Murió doña Carmen. En un
momento me tomó la mano, me sonrió y se durmió en paz.
Por la tarde llegaron sus
primos, antes de ocuparse de ella y sin derramar una lágrima, me preguntaron
por los papeles del banco, les entregué varias carpetas que ella había
preparado. ¿Y qué hago con lo demás? Pregunté, señalando los muebles llenos de
fotos y papeles. Le dieron una ojeada y exclamaron:
—Queme todo.
Fuego al pasado, en la
vieja parrilla las fotos retorcían sus siluetas, las caras intentaban hablar en
un último gesto, todo se fue con las llamas, por la chimenea el humo de
recuerdos se fue perdiendo entre las nubes, menos las misivas de “Yo, tu único
amor” Había en ellas demasiada pasión para convertirla en cenizas. Las acomodé
por año y las guardé en un sobre de papel madera y con ellas en mi cartera me
fui a mi casa. Quise salvarlas de la muerte, del olvido final.
No sé porque lo hice.
La
idea surgió sola, sabía que mi encantadora hermana acostumbraba a revisar mi
cuarto. Le haría una broma.
Preparé
una trampa.
Días
después, regresaba del banco y encontré a Carla y a mi cuñado esperándome. La
primera en hablar fue ella:
—¿Me
podés explicar esto?
Dijo
arrojando sobre la mesa las cartas de “Yo tu único amor”
Me
mantuve seria, aunque por dentro me divertía.
—Son
cartas —dije— ¿qué tengo que explicar?
—¿De
quién?
Me
largué a reír, había resultado de perillas. Mi cuñado no hablaba me miraba con
sonrisa cómplice.
—¿Qué
te importa?
—¿Y
vos no eras la pacata que se horrorizaba de mis palabras e inocentes bromas? —dijo
mi hermana agitando los brazos — me has desilusionado. ¿Quién es este tipo?

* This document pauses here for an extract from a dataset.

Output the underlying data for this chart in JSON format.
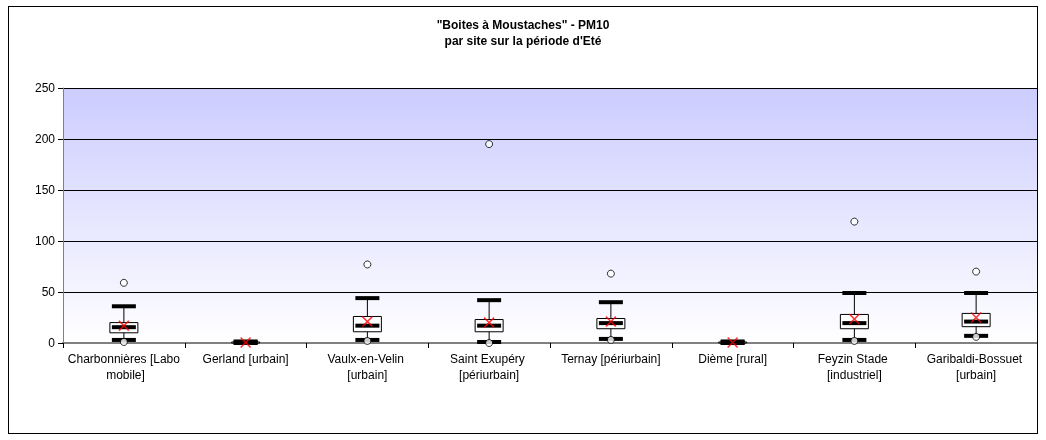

seguro es un hombre casado, por eso lo has mantenido a escondidas… ¡Qué
vergüenza!
No
podía creer lo que escuchaba. Sus ojos enormes que se le salían de las orbitas,
verla con las manos en la cintura, me enfrentaba como una actriz de zarzuela,
faltaba que cantara. Una imagen patética. Estuve punto de confesar la verdad,
pero me controlé.
—Siempre
te tuve lástima —dijo Carla— te pensaba sola, y vos te divertías de lo lindo
con ese fulano. ¿Quién es?
No
respondí.
—Pero
estuviste con él muchos años… ¿Y nosotros sin saber nada?
—Era
un hombre muy importante de la política, debíamos mantener en secreto nuestro
amor.
No
sé, cómo inventé semejante ridiculez.
Los
ojos de mi hermana y mi cuñado se abrieron como monedas.
—¿Quién
era? —preguntó él.
No
respondí.
Junté
las cartas y con la cabeza en alto salí de la habitación.
A
partir de ese día nuestra relación cambió. No más bromas pesadas y puedo decir
que desde entonces he notado algo de envidia en los ojos de mi hermana Carla.

1 comentario:
Genial cómo resolvió la protagonista las burlas de la hermana. Como siempre, lo has narrado de manera extraordinaria. Doña Carmen, en vista del poco interés de sus parientes, le debería haber dejado parte o todo el dinero, que para eso estuvo con ella hasta el último momento.
El relato que te decía es el que has leído del otoño.
Un placer siempre leerte. Un abrazo.